Did Jack The Ripper Live In Whitechapel

One of the many mysteries about the Whitechapel murderer, or Jack the Ripper as he is more commonly known the world over, is where did he live?

The honest answer to that question has to be a resounding, we simply do not know. How could we know where he lived when we do not know for certain who he was?


There have, over the years, been suggestions that he was a wealthy toff, and that he would, therefore, have lived in the West End of London.

This, of course, is reinforced in the minds of many by the popular image of the killer’s attire – top hat, swirling cape and shiny black bag. Indeed, I would venture that if you were to ask people to close their eyes and bring to mind a mental image of Jack the Ripper, that is the image that would come most readily to mind.

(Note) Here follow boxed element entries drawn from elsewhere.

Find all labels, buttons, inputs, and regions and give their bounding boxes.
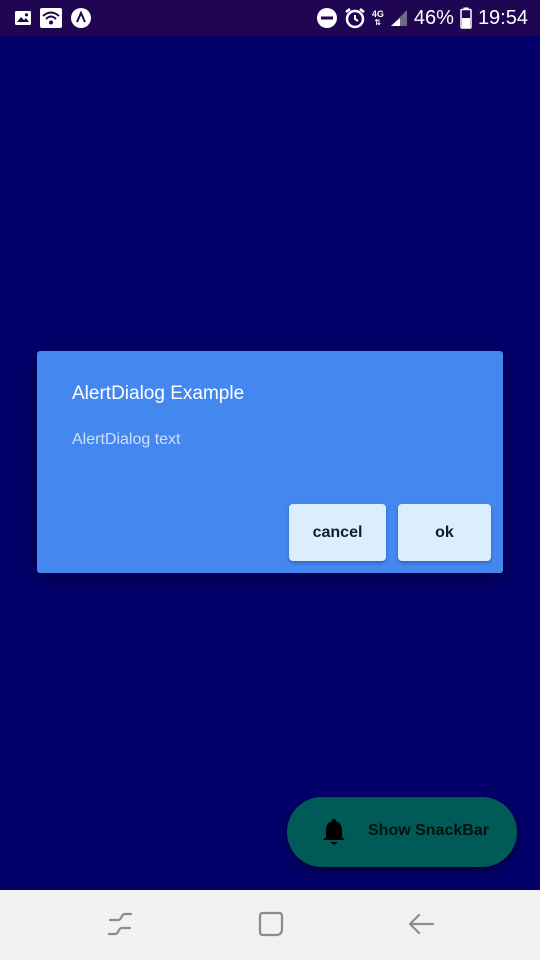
dialog-text: AlertDialog text <box>72 431 181 448</box>
image-icon <box>14 10 32 26</box>
show-snackbar-button[interactable]: Show SnackBar <box>287 797 517 867</box>
home-button[interactable] <box>256 910 286 943</box>
show-snackbar-label: Show SnackBar <box>368 822 489 839</box>
back-icon <box>407 910 435 943</box>
data-arrows-icon: ⇅ <box>374 17 382 27</box>
app-icon <box>70 7 92 29</box>
dialog-title: AlertDialog Example <box>72 383 245 404</box>
back-button[interactable] <box>406 912 436 940</box>
app-screen: 4G ⇅ 46% 19:54 AlertDialog Example Alert… <box>0 0 540 960</box>
home-icon <box>257 910 285 943</box>
status-bar: 4G ⇅ 46% 19:54 <box>0 0 540 36</box>
ok-button[interactable]: ok <box>398 504 491 561</box>
navigation-bar <box>0 890 540 960</box>
bell-icon <box>321 819 347 847</box>
battery-percent: 46% <box>413 7 454 29</box>
status-bar-right: 4G ⇅ 46% 19:54 <box>316 4 528 32</box>
cancel-button[interactable]: cancel <box>289 504 386 561</box>
wifi-icon <box>40 8 62 28</box>
signal-icon <box>390 9 408 27</box>
network-4g-icon: 4G ⇅ <box>372 9 384 27</box>
recent-apps-button[interactable] <box>105 912 135 940</box>
do-not-disturb-icon <box>316 7 338 29</box>
battery-icon <box>460 7 472 29</box>
recent-apps-icon <box>106 911 134 942</box>
alarm-icon <box>344 7 366 29</box>
alert-dialog: AlertDialog Example AlertDialog text can… <box>37 351 503 573</box>
status-bar-left <box>14 7 92 29</box>
clock: 19:54 <box>477 7 528 29</box>
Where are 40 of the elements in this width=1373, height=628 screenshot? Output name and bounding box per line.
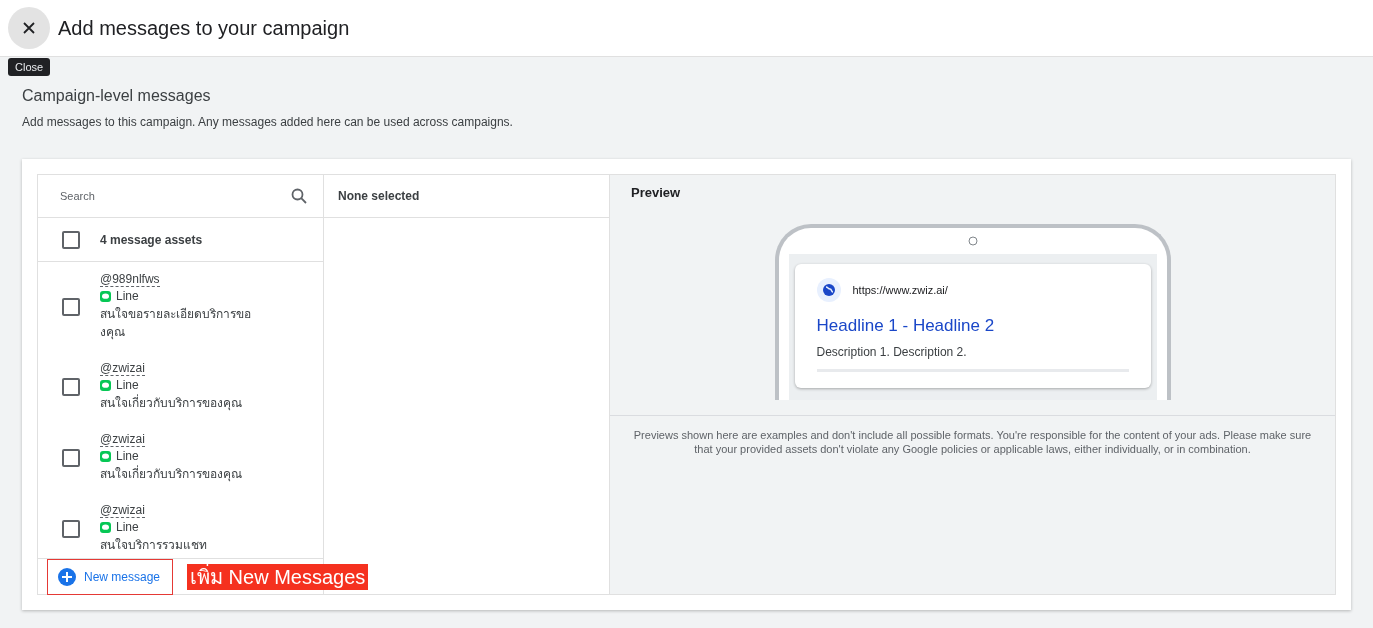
chat-bubble-icon [100,450,111,462]
asset-count: 4 message assets [100,232,203,247]
ad-url: https://www.zwiz.ai/ [852,284,948,296]
message-text: สนใจขอรายละเอียดบริการขอ งคุณ [100,306,251,341]
message-text: สนใจบริการรวมแชท [100,537,207,554]
close-button[interactable] [8,7,50,49]
account-handle: @zwizai [100,503,145,518]
annotation-label: เพิ่ม New Messages [187,563,369,590]
message-text: สนใจเกี่ยวกับบริการของคุณ [100,394,242,412]
ad-description: Description 1. Description 2. [816,345,968,359]
section-title: Campaign-level messages [22,87,212,105]
chat-bubble-icon [100,521,111,533]
new-message-button[interactable]: New message [47,558,174,595]
channel-label: Line [116,378,139,392]
globe-icon [816,278,841,302]
message-text: สนใจเกี่ยวกับบริการของคุณ [100,465,242,483]
plus-icon [58,567,76,586]
close-icon [22,21,36,35]
channel-label: Line [116,289,139,303]
checkbox[interactable] [62,230,80,249]
account-handle: @zwizai [100,361,145,376]
disclaimer-text: Previews shown here are examples and don't include all possible formats. You're responsible for the content of your ads. Please make sure that your provided assets don't violate any Google policies or applicable laws, either individually, or in combination. [632,428,1313,456]
preview-title: Preview [630,184,681,200]
dialog-title: Add messages to your campaign [58,16,350,40]
checkbox[interactable] [62,448,80,467]
ad-headline: Headline 1 - Headline 2 [816,316,996,336]
tooltip: Close [8,58,51,76]
checkbox[interactable] [62,297,80,316]
selection-header: None selected [324,175,609,218]
channel-label: Line [116,449,139,463]
checkbox[interactable] [62,519,80,538]
chat-bubble-icon [100,290,111,302]
account-handle: @989nlfws [100,272,160,287]
account-handle: @zwizai [100,432,145,447]
search-icon [291,188,307,204]
camera-icon [967,236,978,246]
section-description: Add messages to this campaign. Any messages added here can be used across campaigns. [22,115,514,129]
channel-label: Line [116,520,139,534]
checkbox[interactable] [62,377,80,396]
chat-bubble-icon [100,379,111,391]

A top hatted figure by some gas-lamps.
The Popular Image of Jack The Ripper.


However, if there is one certainty abut the East End murderer, it is that he almost certainly did not dress like that.

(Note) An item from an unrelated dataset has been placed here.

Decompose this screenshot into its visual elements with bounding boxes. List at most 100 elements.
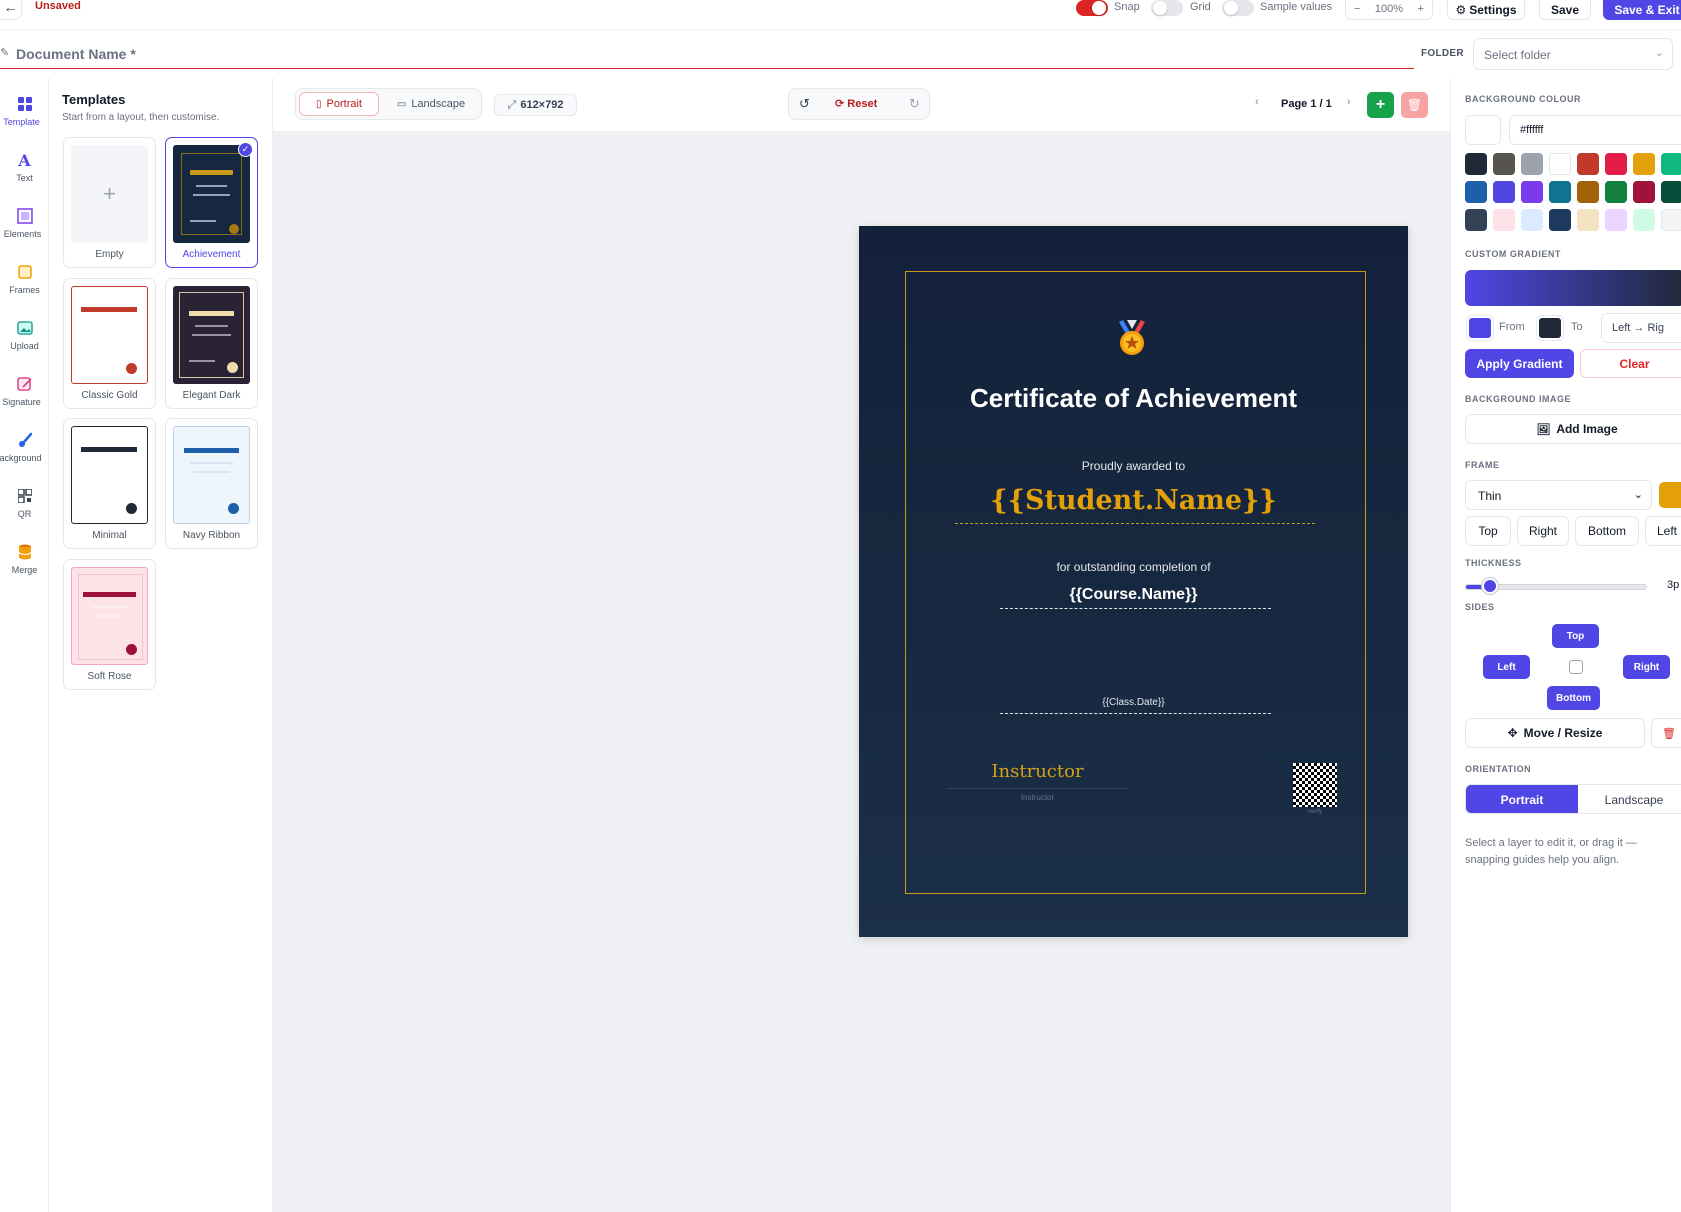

Indeed, the fact that he could carry out his brutal and gruesome murders in the backstreets of the East End and then, seemingly, melt away, unobserved and unnoticed, into the night would suggest that, far from being dressed in the attire of a toff, he would have been dressed as a local.

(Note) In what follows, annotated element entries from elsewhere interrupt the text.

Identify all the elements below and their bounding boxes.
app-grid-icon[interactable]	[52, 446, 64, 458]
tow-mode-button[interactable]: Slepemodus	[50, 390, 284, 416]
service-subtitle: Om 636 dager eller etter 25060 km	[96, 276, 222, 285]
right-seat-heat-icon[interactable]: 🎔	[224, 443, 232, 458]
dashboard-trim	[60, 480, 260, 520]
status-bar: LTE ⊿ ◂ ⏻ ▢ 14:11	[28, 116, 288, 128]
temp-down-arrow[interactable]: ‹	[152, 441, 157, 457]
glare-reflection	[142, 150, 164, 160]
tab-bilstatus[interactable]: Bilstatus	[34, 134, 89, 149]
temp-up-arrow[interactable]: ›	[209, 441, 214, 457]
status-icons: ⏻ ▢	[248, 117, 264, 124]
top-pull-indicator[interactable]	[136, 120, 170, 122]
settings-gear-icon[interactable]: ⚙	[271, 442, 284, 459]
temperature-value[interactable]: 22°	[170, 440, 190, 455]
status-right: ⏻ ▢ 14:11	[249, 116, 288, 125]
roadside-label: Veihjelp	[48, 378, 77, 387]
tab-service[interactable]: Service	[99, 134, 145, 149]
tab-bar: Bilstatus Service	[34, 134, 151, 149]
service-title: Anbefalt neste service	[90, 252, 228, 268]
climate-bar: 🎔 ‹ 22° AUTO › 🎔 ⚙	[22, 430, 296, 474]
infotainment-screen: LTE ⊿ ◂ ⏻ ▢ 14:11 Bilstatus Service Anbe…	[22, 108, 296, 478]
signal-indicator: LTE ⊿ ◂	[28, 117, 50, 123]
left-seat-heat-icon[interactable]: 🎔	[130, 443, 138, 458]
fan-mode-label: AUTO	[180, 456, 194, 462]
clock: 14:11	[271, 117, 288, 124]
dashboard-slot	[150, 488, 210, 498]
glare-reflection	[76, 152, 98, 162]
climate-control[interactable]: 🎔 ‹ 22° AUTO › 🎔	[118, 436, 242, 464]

And, if he dressed as local, then that would suggest that he probably was a local and that he, therefore, lived in the very district where he was committing his crimes. This, of course, would answer the question of how he was able to melt away into the night having committed his awful atrocities. If he had somewhere close by to which he could go as quickly as possible after each murder, then he would have been out in the streets for minimal time and the danger of him attracting attention or being noticed would have been reduced to a minimum.


The big problem with ascertaining where the killer was living is that he left very few clues behind in the wake of his crimes. Indeed, as far as we know, he only left one clue.

That clue was the piece of bloodstained apron that had been cut from the apron that Catherine Eddowes was wearing at the time of her murder in Mitre Square  on the 30th September, 1888.

The apron was found in a Goulston Street doorway of the Wentworth Model Dwellings at 2.55am on the morning of the 30th of September  by the beat officer Alfred Long. There were bloody hand and finger marks on it and the blade of a bloody knife had been wiped on it.

When taken to the mortuary, it matched exactly to the remainder of the apron of Catherine Eddowes, and so there was absolutely no doubt that it was indeed a portion of her garment.

Goulston Street showing Wentworth Model Dwellings where the message was found.
Goulston Street. The building where the apron was discovered is in the background on the left.


This is a geographic clue, as it tells us which direction the killer went in the aftermath of the killing of Catherine Eddowes.

Remember, this was the night of the double murder, and he had already murder Elizabeth Stride 45 or so minutes before the body of Catherine Eddowes was discovered in Mitre Square.

The killer would almost certainly have realised that he would soon have two police forces on his trail – Catherine had been murdered in Mitre Square, which was in the City of London and was, therefore, under the jurisdiction of the City of London Police as opposed to that of the Metropolitan Police, the force that was responsible for the investigation into the other Whitechapel murders.

Obviously, remaining out of doors for longer than he needed to do so was putting himself at risk of being caught.  Consequently, he would have wanted to go to ground as quickly as he could.

So, it is almost certain that he would have headed home in the wake of the murder of Catherine Eddowes.


From the state of the apron, we know that he would have had blood on his hands, and, of course, on the blade of his knife. This would have been incriminating were he to be observed by a police officer, or even a vigilant member of the public. So he probably took the apron away in order to erase the incriminating bloodstains.

Had he stood in the streets and wiped his hands, this might have been noticed. But a recessed and unlit doorway in Goulston Street would provide the perfect cover for the nefarious deed. Stepping into the doorway, he would have wiped his hands and his knife, then dropped the apron and stepped out into the night.

This means that, having made his escape from Mitre Square, he didn’t head to the West End of London. He headed into the streets of the Est End of London, which would suggest that he was somebody who lived in the district of Whitechapel.

Of course, all this is nothing more than conjecture. Indeed, any suggestion as to who Jack the Ripper was and where he lived will always be mere speculation, unless, that is, the day ever comes when the identity of history’s most infamous serial killer is established beyond any reasonable doubt.